Dante era stato con Matteo alle superiori e poi all’università.
Entrambi iscritti alla facoltà di Sociologia.
Entrambi, all’università, avevano fondato una sorta di "Collettivo Politico Proletario".

Insieme, su una parete dell’aula magna, all’università, avevano scritto, con la vernice rossa, una frase sicuramente presa a prestito:

"Dovunque ci sarà un poliziotto che picchia qualcuno, dovunque un bambino appena nato piange, dovunque ci sarà battaglia contro il sangue e l’odio che appestano l’aria, io ci sarò. Dovunque ci sarà qualcuno che combatte per avere un posto in cui stare, o un lavoro decente o una mano d’aiuto, dovunque qualcuno combatte per essere libero, guarda nei loro occhi e mi vedrai".

Un luogo comune, pur se preso a prestito.

In verità Dante era stato un "Rosso" sin dalle superiori.
Tutti i compagni riempivano i loro diari con testi di canzoni e lui, dentro il suo, ci copiava i vecchi comunicati delle Brigate Rosse.

Adorava i temi di italiano.
I primi cominciavano cosi:

"Distruggeremo questo sistema basato sul denaro e sul potere".

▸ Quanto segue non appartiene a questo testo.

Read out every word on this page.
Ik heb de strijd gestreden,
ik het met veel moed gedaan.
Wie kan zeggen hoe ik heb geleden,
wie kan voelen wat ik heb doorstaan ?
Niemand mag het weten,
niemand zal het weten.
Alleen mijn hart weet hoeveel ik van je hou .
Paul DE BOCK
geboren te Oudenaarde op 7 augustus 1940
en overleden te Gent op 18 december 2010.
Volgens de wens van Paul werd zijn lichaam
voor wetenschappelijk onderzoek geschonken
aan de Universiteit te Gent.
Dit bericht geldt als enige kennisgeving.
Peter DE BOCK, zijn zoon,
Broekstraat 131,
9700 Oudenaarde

E regolarmente prendeva quattro.
Poi capì come si prendeva sette, bastava inserire prima di "Distruggeremo questo sistema basato sul denaro eccetera", delle frasi che avessero attinenza con la traccia dettata dalla professoressa.

Il tutto dopo un po’ gli venne molto naturale.
Ci sapeva fare Dante con le parole.

Alla maturità uscì un tema che chiedeva se il costruire tante macchine, sempre più sofisticate, non avrebbe reso anche l’uomo sempre più simile alla macchina.

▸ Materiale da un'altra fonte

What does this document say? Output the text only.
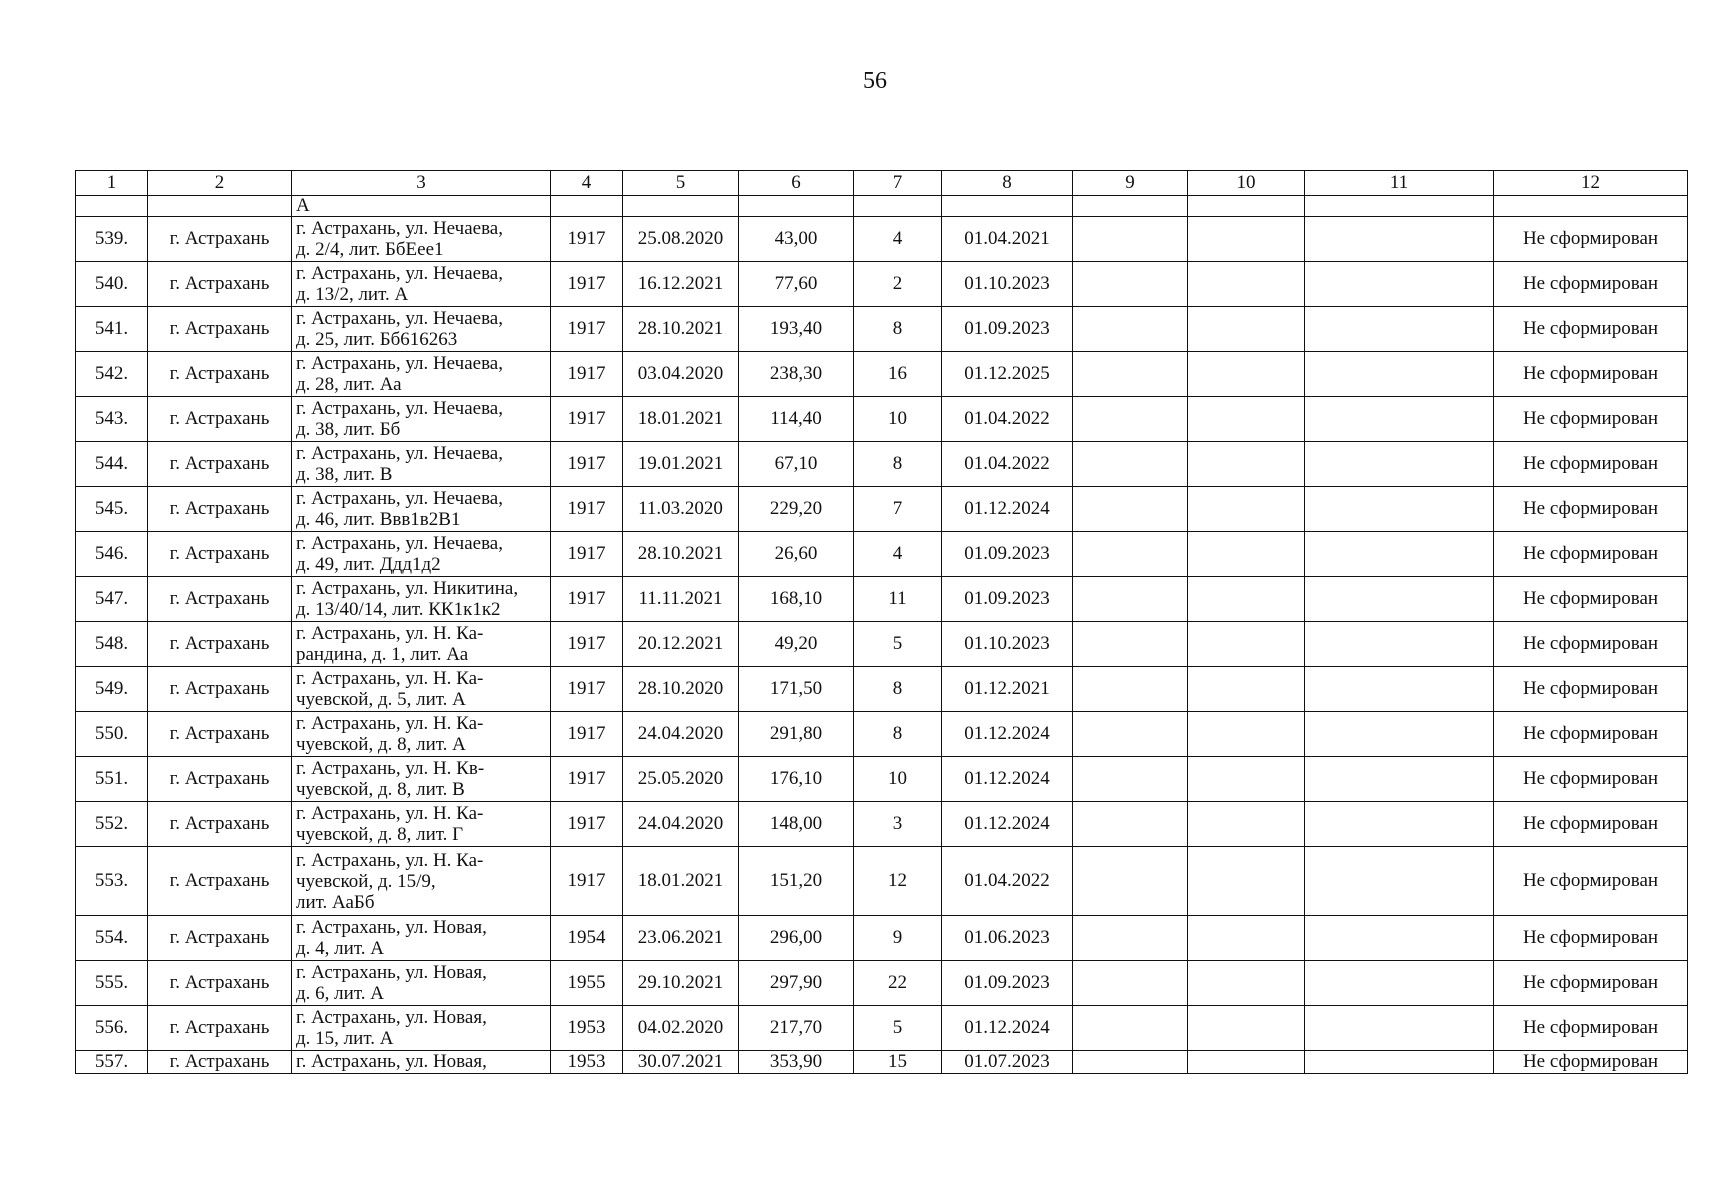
56
1	2	3	4	5	6	7	8	9	10	11	12
		А									
539.	г. Астрахань	г. Астрахань, ул. Нечаева,
д. 2/4, лит. БбЕее1	1917	25.08.2020	43,00	4	01.04.2021				Не сформирован
540.	г. Астрахань	г. Астрахань, ул. Нечаева,
д. 13/2, лит. А	1917	16.12.2021	77,60	2	01.10.2023				Не сформирован
541.	г. Астрахань	г. Астрахань, ул. Нечаева,
д. 25, лит. Бб616263	1917	28.10.2021	193,40	8	01.09.2023				Не сформирован
542.	г. Астрахань	г. Астрахань, ул. Нечаева,
д. 28, лит. Аа	1917	03.04.2020	238,30	16	01.12.2025				Не сформирован
543.	г. Астрахань	г. Астрахань, ул. Нечаева,
д. 38, лит. Бб	1917	18.01.2021	114,40	10	01.04.2022				Не сформирован
544.	г. Астрахань	г. Астрахань, ул. Нечаева,
д. 38, лит. В	1917	19.01.2021	67,10	8	01.04.2022				Не сформирован
545.	г. Астрахань	г. Астрахань, ул. Нечаева,
д. 46, лит. Ввв1в2В1	1917	11.03.2020	229,20	7	01.12.2024				Не сформирован
546.	г. Астрахань	г. Астрахань, ул. Нечаева,
д. 49, лит. Ддд1д2	1917	28.10.2021	26,60	4	01.09.2023				Не сформирован
547.	г. Астрахань	г. Астрахань, ул. Никитина,
д. 13/40/14, лит. КК1к1к2	1917	11.11.2021	168,10	11	01.09.2023				Не сформирован
548.	г. Астрахань	г. Астрахань, ул. Н. Ка-
рандина, д. 1, лит. Аа	1917	20.12.2021	49,20	5	01.10.2023				Не сформирован
549.	г. Астрахань	г. Астрахань, ул. Н. Ка-
чуевской, д. 5, лит. А	1917	28.10.2020	171,50	8	01.12.2021				Не сформирован
550.	г. Астрахань	г. Астрахань, ул. Н. Ка-
чуевской, д. 8, лит. А	1917	24.04.2020	291,80	8	01.12.2024				Не сформирован
551.	г. Астрахань	г. Астрахань, ул. Н. Кв-
чуевской, д. 8, лит. В	1917	25.05.2020	176,10	10	01.12.2024				Не сформирован
552.	г. Астрахань	г. Астрахань, ул. Н. Ка-
чуевской, д. 8, лит. Г	1917	24.04.2020	148,00	3	01.12.2024				Не сформирован
553.	г. Астрахань	г. Астрахань, ул. Н. Ка-
чуевской, д. 15/9,
лит. АаБб	1917	18.01.2021	151,20	12	01.04.2022				Не сформирован
554.	г. Астрахань	г. Астрахань, ул. Новая,
д. 4, лит. А	1954	23.06.2021	296,00	9	01.06.2023				Не сформирован
555.	г. Астрахань	г. Астрахань, ул. Новая,
д. 6, лит. А	1955	29.10.2021	297,90	22	01.09.2023				Не сформирован
556.	г. Астрахань	г. Астрахань, ул. Новая,
д. 15, лит. А	1953	04.02.2020	217,70	5	01.12.2024				Не сформирован
557.	г. Астрахань	г. Астрахань, ул. Новая,	1953	30.07.2021	353,90	15	01.07.2023				Не сформирован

"L’uomo non sta diventando una macchina, l’uomo è sempre stato una macchina. Le macchine sono macchine perché così le abbiamo create noi, a nostra immagine e somiglianza. Comunque, distruggeremo questo sistema basato sul denaro e sul potere".

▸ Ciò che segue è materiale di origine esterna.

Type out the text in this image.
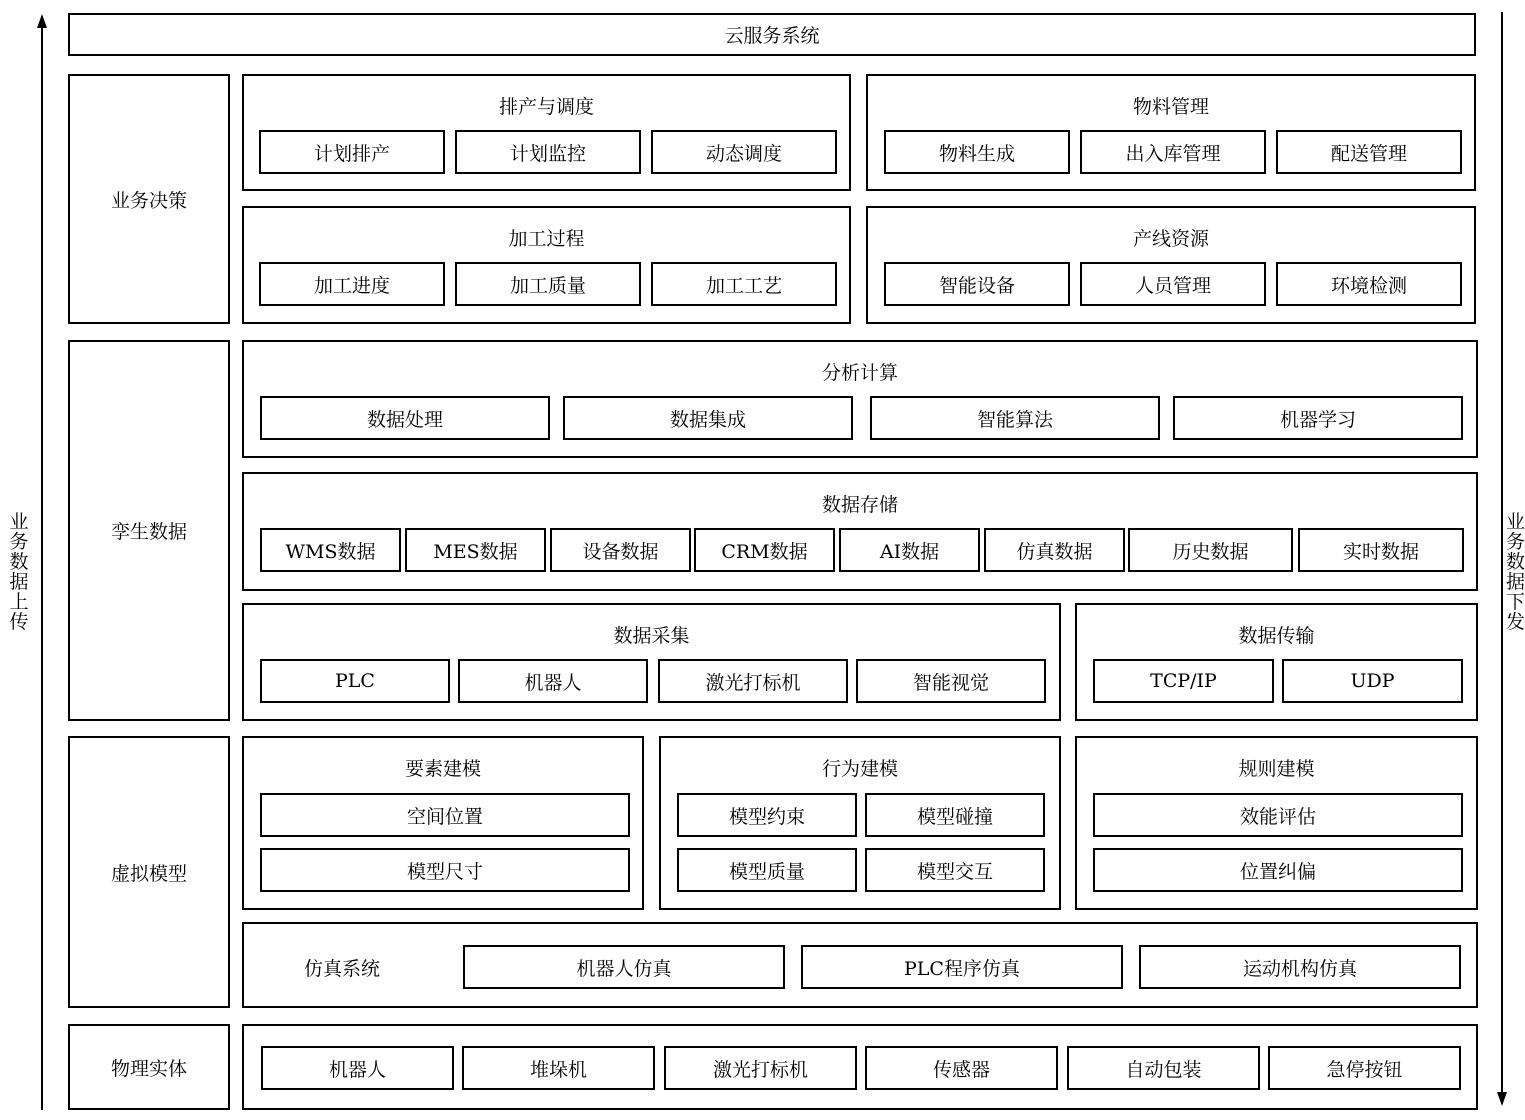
业务数据上传
业务数据下发
云服务系统
业务决策
孪生数据
虚拟模型
物理实体
排产与调度
计划排产	计划监控	动态调度
物料管理
物料生成	出入库管理	配送管理
加工过程
加工进度	加工质量	加工工艺
产线资源
智能设备	人员管理	环境检测
分析计算
数据处理	数据集成	智能算法	机器学习
数据存储
WMS数据	MES数据	设备数据	CRM数据	AI数据	仿真数据	历史数据	实时数据
数据采集
PLC	机器人	激光打标机	智能视觉
数据传输
TCP/IP	UDP
要素建模
空间位置
模型尺寸
行为建模
模型约束	模型碰撞
模型质量	模型交互
规则建模
效能评估
位置纠偏
仿真系统	机器人仿真	PLC程序仿真	运动机构仿真
机器人	堆垛机	激光打标机	传感器	自动包装	急停按钮
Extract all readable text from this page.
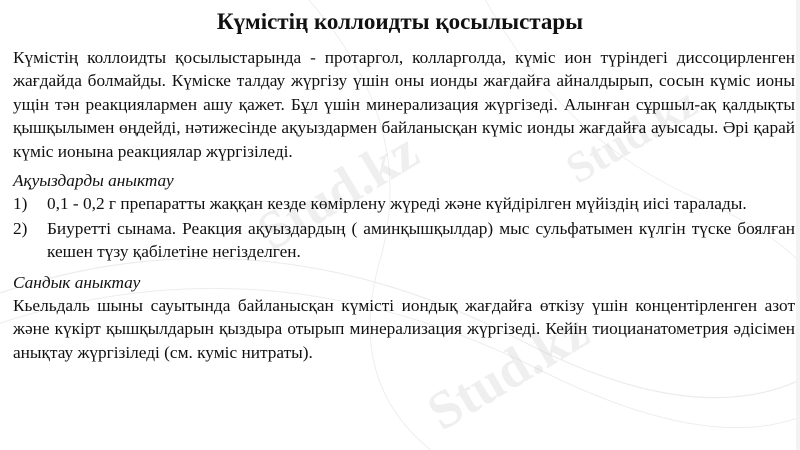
Stud.kz	Stud.kz
Stud.kz
Күмістің коллоидты қосылыстары

Күмістің коллоидты қосылыстарында - протаргол, колларголда, күміс ион түріндегі диссоцирленген жағдайда болмайды. Күміске талдау жүргізу үшін оны ионды жағдайға айналдырып, сосын күміс ионы ущін тән реакциялармен ашу қажет. Бұл үшін минерализация жүргізеді. Алынған сұршыл-ақ қалдықты қышқылымен өңдейді, нәтижесінде ақуыздармен байланысқан күміс ионды жағдайға ауысады. Әрі қарай күміс ионына реакциялар жүргізіледі.

Ақуыздарды аныктау
1) 0,1 - 0,2 г препаратты жаққан кезде көмірлену жүреді және күйдірілген мүйіздің иісі таралады.
2) Биуретті сынама. Реакция ақуыздардың ( аминқышқылдар) мыс сульфатымен күлгін түске боялған кешен түзу қабілетіне негізделген.
Сандык аныктау

Кьельдаль шыны сауытында байланысқан күмісті иондық жағдайға өткізу үшін концентірленген азот және күкірт қышқылдарын қыздыра отырып минерализация жүргізеді. Кейін тиоцианатометрия әдісімен анықтау жүргізіледі (см. куміс нитраты).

Dante era affascinato dal terrorismo, da tutto il terrorismo.
Anche da quello nero, da Fioravanti, da Vinciguerra, ad esempio, oppure anche dall’IRA e dall’ETA.
C’era qualcosa di così terribilmente romantico e misterioso.
Di così eroico e letterario, qualcosa che rimandava a tempi ormai apparentemente andati e tramontati, studiati sui libri di storia, tempi popolati da gente diversa, con alti ideali.
Insomma, c’era gente pronta a morire per le idee in cui credeva, la cosa più alta e nobile che un uomo potesse fare.
Ed erano lì, cioè esistevano veramente, erano dentro i telegiornali e non dentro i telefilms.
Era come se le strade, le città dove vivevano, si fossero trasformate lentamente nel set di un film, con i buoni, i cattivi, le sparatorie, gli inseguimenti e tutto il resto.

E poi i loro avversari, i politici, i capi della polizia erano tutti così esposti nelle loro debolezze. Come potevano mettersi a confronto con i terroristi, con le loro vite piatte e senza rischi.
Li vedevi lì, che esponevano in continuazione le loro idee senza però essere disposti a pagare niente per difenderle.
Erano così visibilmente codardi nei confronti di uomini che invece erano pronti a morire, così praticamente identici a tutti i cattivi, corrotti e vigliacchi dei telefilms americani.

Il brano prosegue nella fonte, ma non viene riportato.